Ela tira fotos de todos os seis objetos e diz ao artista o quanto eles pesam. O artista ordena os objetos por peso - o vestido, a pulseira, o computador, a placa, a planta, a mochila - e acrescenta mais dois pesos para a lista. Em seguida, ele desenha dois quadrados sobre um pedaço de papel, um maior com um menor dentro. Ele atribui os pesos para os oito cantos dos quadrados de modo que os pesos dos objetos sempre produzam o mesmo total ao longo das linhas verticais e horizontais dos quadrados, bem como as suas diagonais. Em seguida, ele pede para a autora converter os dois pesos que ele somou em objetos concretos. Ela pega um montinho de areia e um pacote de sua massa italiana favorita, fotografa os dois objetos e os pesa com cuidado.
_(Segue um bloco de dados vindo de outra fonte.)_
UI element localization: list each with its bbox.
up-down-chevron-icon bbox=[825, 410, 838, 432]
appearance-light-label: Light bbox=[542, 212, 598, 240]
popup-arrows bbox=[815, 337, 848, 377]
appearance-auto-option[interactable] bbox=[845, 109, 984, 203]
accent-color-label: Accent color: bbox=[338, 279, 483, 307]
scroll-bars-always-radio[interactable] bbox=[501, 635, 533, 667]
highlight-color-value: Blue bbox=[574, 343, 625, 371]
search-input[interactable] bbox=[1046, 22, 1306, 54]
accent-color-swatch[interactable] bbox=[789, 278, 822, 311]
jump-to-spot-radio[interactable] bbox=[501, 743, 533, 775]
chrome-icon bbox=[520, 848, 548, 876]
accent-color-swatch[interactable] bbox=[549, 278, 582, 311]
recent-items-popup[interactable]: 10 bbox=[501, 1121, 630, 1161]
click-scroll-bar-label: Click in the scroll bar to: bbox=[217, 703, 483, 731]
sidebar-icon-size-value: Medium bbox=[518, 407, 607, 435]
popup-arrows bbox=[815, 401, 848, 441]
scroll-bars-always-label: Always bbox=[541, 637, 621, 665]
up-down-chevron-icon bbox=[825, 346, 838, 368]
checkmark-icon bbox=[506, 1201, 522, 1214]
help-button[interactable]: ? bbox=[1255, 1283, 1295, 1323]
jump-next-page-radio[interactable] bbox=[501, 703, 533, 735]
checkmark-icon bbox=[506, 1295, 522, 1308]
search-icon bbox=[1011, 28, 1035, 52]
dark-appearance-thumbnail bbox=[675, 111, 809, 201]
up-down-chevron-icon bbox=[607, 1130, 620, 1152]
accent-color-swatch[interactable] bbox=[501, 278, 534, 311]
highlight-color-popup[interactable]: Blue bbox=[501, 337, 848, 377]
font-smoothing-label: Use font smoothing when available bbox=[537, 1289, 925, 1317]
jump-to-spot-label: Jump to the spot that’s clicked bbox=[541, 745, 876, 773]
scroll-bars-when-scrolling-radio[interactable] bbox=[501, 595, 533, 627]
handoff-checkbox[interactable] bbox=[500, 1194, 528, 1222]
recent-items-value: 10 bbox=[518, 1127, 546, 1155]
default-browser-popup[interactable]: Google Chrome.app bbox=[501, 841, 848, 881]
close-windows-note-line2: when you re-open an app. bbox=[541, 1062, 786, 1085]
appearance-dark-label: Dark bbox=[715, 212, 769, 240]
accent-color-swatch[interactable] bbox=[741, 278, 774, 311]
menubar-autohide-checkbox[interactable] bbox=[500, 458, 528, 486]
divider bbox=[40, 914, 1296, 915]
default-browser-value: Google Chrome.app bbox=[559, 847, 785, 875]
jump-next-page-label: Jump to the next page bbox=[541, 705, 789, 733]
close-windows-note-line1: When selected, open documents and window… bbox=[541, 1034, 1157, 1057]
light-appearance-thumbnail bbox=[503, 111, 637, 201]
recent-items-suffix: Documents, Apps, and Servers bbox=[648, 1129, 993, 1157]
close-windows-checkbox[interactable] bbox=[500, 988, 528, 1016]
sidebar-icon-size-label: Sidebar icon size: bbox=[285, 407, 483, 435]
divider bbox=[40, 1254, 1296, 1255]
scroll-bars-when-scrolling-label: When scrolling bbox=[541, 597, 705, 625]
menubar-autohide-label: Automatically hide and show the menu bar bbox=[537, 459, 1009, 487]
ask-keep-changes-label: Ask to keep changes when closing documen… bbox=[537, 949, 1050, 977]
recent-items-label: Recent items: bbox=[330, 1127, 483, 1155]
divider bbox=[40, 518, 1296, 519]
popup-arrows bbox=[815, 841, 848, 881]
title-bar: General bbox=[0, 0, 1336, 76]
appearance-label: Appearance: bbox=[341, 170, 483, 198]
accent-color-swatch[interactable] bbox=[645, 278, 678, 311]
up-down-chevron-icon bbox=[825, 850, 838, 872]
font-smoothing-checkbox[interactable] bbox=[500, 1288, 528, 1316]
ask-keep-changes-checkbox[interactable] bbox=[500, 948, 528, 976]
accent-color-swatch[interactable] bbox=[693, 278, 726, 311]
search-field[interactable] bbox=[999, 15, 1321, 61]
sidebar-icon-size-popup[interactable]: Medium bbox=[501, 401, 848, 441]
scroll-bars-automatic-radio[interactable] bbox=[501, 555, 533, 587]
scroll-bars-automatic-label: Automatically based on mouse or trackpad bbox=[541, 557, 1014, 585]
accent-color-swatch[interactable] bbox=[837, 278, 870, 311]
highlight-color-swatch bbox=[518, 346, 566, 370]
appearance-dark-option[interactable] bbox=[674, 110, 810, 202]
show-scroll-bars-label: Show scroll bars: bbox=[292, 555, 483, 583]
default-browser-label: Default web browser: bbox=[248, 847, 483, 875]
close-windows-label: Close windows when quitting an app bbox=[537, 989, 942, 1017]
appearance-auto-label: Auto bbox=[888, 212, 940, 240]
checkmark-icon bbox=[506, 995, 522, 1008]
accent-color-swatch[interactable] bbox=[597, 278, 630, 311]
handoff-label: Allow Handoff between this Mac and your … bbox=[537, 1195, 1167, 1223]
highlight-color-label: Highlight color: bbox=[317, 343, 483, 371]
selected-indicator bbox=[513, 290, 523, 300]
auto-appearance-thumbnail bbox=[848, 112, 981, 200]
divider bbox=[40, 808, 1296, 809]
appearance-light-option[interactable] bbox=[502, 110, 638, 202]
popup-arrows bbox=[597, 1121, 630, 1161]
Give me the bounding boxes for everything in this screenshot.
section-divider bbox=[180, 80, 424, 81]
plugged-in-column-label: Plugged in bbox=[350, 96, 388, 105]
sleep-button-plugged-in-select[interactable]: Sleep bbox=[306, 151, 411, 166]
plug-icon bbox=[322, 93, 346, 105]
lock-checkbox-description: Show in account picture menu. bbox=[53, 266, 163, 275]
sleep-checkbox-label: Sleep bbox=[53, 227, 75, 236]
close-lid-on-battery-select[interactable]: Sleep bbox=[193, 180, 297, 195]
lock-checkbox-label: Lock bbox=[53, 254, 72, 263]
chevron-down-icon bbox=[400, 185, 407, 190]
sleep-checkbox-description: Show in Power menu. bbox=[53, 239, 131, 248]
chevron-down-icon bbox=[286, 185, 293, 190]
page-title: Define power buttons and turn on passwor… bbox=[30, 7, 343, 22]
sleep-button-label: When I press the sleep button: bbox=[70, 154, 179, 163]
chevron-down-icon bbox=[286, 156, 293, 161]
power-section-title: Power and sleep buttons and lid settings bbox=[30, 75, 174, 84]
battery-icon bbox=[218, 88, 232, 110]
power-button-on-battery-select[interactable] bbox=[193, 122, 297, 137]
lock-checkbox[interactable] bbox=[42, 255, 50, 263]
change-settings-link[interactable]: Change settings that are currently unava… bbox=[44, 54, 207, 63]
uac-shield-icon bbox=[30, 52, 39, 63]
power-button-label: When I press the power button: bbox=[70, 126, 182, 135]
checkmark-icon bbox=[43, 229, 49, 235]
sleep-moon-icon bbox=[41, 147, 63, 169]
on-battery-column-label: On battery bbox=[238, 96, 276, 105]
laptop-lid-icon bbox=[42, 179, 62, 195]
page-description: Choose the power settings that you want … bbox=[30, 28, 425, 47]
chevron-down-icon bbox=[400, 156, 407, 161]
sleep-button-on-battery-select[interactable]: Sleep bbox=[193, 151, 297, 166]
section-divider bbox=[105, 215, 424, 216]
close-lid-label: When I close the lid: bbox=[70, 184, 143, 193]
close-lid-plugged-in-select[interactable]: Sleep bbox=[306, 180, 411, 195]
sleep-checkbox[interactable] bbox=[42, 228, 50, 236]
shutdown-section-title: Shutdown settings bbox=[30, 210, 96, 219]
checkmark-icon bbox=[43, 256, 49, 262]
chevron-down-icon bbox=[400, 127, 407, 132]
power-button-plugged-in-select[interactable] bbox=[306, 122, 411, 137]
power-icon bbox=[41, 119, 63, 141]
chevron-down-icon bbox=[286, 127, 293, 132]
O artista insere a areia e o macarrão em sua lista, desenha os quadrados com os pesos dos objetos em uma nova folha de papel, inclui as fotografias tiradas pela autora e acrescenta uma fotografia que ele mesmo tirou. A foto mostra um peso de 500 gramas que é para ser colocado ao lado da mochila, que também pesa 500 gramas, a fim de demonstrar a forma como os objetos são intercambiáveis. Finalmente, ele pede para a autora publicar as fotografias tiradas pela escritora, as outras fotografias, o peso dos objetos e a folha de papel. Tudo juntamente com seu artigo.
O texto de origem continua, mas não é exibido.